Y era muy importante seguir tirándoles a medida que se acercaban, y seguían viniendo, y no cesaban de venir. A él no le habían querido admitir en infantería porque estaba demasiado gordo y tenía más de treinta años. Pero ahora era un infante, de todas formas, corriéndole la sangre por todo un lado de la cara, con sus gafas rotas, y se vio hecho de pronto, a la postre, con gran sorpresa por su parte, teniente de Infantería, cuando alguien le hizo retirarse.
Era aquélla una extraña forma de vivir sin abogados, sin jueces y sin tribunales de apelación. Sin comidas a sus horas, y sin horas para dormir, sin desayuno por las mañanas, sin agua corriente. Extraño, todo muy extraño. Parecía que seguían viniendo. ¿De dónde podían salir tantos? Sin embargo, a uno le habían contado que ya no podían quedar muchos, que todos habían emprendido la huida hacia Berlín, que la guerra estaba prácticamente acabada.
Algunas veces llegaban verdaderamente muy cerca; lo bastante para poder reconocer que se trataba, después de todo, de hombres como los demás, con los mismos rostros fríos, cansados, expresando una esperanza incrédula; con las mismas caras crueles que podía ver a su alrededor, a lo largo de toda la zanja.
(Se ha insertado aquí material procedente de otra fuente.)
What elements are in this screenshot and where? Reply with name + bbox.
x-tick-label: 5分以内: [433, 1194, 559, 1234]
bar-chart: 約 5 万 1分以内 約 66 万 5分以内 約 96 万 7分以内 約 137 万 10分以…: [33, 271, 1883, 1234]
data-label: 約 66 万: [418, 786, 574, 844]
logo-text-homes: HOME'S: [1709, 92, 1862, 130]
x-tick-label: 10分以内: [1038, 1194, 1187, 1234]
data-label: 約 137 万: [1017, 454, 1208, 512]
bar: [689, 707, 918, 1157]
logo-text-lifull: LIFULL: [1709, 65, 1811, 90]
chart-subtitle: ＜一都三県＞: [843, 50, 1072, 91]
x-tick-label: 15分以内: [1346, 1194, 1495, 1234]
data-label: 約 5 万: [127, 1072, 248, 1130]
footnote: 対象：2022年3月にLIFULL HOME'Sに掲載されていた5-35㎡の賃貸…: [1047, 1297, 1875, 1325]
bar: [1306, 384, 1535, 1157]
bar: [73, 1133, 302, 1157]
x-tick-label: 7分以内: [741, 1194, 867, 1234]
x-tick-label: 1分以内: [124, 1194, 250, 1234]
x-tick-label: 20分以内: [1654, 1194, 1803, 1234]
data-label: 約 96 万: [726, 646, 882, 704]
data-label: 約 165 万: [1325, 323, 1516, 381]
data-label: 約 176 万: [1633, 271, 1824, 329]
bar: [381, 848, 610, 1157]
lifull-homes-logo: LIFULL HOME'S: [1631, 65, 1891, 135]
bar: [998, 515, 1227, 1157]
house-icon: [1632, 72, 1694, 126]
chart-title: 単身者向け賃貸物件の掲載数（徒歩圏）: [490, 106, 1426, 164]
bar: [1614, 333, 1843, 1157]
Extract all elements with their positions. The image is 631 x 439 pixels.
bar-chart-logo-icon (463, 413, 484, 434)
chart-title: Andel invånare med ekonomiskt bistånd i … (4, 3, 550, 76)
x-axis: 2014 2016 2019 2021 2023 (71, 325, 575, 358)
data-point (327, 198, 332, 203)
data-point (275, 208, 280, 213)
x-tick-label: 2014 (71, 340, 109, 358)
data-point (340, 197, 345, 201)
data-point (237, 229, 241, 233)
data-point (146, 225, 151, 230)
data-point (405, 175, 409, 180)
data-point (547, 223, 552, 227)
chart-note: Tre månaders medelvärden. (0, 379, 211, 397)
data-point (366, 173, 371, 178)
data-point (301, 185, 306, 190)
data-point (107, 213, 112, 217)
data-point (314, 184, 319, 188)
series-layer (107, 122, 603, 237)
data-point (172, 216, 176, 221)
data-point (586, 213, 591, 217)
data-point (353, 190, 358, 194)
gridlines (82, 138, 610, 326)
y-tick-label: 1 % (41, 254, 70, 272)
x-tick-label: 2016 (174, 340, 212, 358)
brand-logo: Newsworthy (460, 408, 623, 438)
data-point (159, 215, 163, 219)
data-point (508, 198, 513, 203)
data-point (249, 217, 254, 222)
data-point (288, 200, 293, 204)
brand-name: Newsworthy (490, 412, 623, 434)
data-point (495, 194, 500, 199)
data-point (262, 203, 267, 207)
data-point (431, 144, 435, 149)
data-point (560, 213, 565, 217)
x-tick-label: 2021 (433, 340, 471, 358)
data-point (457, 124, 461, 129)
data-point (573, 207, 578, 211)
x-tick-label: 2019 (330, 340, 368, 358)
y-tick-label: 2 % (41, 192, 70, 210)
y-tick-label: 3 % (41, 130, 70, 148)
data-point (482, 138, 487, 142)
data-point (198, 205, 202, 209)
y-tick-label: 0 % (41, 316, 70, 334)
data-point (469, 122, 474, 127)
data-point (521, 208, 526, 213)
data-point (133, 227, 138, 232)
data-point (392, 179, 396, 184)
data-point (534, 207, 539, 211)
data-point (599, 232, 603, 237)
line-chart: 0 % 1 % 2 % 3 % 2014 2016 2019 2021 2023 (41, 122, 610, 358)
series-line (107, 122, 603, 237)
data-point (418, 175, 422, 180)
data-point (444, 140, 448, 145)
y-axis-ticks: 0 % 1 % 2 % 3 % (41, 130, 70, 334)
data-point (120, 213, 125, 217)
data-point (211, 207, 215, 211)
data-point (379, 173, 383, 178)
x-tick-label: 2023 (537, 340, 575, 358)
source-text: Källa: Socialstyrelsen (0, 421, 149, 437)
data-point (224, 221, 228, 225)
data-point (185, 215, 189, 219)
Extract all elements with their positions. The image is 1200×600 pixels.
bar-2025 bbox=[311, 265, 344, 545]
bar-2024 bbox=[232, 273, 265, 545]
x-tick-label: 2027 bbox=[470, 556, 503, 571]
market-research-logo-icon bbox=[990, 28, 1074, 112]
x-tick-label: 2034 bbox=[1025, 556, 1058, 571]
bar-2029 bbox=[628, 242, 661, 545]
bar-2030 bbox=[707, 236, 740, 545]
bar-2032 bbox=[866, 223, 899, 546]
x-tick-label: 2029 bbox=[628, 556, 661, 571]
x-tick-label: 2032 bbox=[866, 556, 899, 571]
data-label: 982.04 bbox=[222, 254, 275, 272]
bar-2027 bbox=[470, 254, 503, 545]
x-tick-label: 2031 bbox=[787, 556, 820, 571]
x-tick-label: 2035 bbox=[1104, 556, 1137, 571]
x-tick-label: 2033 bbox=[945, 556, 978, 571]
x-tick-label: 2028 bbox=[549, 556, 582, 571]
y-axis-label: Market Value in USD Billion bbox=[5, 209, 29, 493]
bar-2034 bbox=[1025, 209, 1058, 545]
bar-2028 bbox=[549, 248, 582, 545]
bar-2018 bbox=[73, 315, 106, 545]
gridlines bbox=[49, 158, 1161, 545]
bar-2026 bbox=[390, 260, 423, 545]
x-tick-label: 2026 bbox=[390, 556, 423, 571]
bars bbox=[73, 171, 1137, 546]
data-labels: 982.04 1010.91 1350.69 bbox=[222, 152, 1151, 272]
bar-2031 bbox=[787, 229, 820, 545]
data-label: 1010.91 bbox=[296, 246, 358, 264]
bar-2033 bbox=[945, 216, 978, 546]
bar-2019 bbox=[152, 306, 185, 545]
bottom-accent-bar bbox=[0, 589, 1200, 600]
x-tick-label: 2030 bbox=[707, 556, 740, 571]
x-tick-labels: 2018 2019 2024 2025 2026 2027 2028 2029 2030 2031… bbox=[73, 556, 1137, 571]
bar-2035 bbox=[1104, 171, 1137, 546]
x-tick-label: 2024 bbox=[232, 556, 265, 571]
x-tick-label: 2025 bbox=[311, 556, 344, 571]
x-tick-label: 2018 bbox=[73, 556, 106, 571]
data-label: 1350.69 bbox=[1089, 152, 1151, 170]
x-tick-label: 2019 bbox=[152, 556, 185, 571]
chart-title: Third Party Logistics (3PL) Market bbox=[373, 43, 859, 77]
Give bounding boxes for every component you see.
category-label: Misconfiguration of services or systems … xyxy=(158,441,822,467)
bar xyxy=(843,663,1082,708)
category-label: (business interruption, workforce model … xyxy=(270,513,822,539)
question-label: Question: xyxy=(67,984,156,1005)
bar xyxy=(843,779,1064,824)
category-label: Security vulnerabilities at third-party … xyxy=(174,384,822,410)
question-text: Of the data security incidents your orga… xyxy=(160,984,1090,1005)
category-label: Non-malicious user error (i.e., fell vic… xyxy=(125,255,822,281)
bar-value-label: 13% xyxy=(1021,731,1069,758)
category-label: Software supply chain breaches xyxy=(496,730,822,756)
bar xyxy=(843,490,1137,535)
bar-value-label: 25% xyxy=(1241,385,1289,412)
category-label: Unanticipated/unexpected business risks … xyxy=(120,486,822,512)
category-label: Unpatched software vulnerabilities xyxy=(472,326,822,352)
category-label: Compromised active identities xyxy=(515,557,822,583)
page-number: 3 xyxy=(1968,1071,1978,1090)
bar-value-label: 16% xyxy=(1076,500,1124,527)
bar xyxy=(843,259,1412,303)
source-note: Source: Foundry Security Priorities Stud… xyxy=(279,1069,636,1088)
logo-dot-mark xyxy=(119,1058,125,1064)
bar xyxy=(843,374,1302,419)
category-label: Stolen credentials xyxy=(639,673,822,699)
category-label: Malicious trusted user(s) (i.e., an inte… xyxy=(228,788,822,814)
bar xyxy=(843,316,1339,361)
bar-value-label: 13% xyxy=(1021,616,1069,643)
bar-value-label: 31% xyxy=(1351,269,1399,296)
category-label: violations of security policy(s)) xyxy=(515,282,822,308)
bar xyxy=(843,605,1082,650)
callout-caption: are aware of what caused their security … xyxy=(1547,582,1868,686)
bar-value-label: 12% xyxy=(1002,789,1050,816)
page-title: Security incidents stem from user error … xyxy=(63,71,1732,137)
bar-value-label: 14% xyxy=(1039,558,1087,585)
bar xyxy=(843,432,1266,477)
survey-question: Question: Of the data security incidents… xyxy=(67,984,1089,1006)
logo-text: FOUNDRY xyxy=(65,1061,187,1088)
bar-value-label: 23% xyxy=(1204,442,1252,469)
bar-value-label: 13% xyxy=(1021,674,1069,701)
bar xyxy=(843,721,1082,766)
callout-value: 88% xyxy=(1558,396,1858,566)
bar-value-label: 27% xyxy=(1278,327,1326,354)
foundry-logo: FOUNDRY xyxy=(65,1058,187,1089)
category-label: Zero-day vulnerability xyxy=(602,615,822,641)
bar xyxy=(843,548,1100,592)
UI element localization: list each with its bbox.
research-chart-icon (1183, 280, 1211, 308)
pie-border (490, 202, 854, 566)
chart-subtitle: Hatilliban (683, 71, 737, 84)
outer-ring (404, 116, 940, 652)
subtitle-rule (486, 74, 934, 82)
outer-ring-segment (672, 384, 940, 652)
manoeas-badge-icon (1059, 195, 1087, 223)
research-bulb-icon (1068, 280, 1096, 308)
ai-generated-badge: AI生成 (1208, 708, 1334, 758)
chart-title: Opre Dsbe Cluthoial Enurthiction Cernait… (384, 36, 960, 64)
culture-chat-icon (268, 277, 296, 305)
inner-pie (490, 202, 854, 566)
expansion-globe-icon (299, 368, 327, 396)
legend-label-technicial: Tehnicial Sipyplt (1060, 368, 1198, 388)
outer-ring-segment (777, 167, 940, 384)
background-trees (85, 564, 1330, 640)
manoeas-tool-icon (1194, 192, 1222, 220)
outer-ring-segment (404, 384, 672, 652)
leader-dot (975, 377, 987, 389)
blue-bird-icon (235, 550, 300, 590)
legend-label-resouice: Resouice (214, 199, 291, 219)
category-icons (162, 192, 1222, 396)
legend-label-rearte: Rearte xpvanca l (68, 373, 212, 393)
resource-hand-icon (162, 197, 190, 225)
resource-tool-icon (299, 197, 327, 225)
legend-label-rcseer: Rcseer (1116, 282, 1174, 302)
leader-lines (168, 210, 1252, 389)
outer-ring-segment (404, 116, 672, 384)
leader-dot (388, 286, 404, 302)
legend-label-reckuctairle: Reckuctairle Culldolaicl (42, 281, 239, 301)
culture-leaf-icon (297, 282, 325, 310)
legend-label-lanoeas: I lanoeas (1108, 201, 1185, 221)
Era un verdadero placer dispararles.
Cuatro días, ocho días, diez días, doce días. Ya había matado a once seguros y dos o tres muy probables. Llevaba una cuenta muy exacta. Y seguían viniendo como hormigas o arañas, como robots eléctricos o pequeños japoneses de piernecillas zambas, o incluso extrañas criaturas que no tenían nada de humano, desembarcadas por millares de astronaves enormes en forma de cigarro, que hubieran atravesado la estratosfera para conquistar este planeta extraño. Cuando caía uno o un ciento, otros, como arañas u hormigas, de las que si aplastas un montón las demás siguen subiendo por tus zapatos, se deslizan bajo el pernil de tu pantalón y te pican en la carne, venían y venían implacables.
Cuatro días, ocho días, diez días, doce días... Parecía que aquello nunca fuera a tener fin. Luego comprendió que, en efecto, aquello jamás terminaría.
Era una nueva manera de vivir sin abogados, sin jueces, sin tribunales de apelación, sin Tribunal Supremo, sin presidente, sin Congreso, sin FBI... Pero con todo, su convicción era absoluta: aquello nunca terminaría.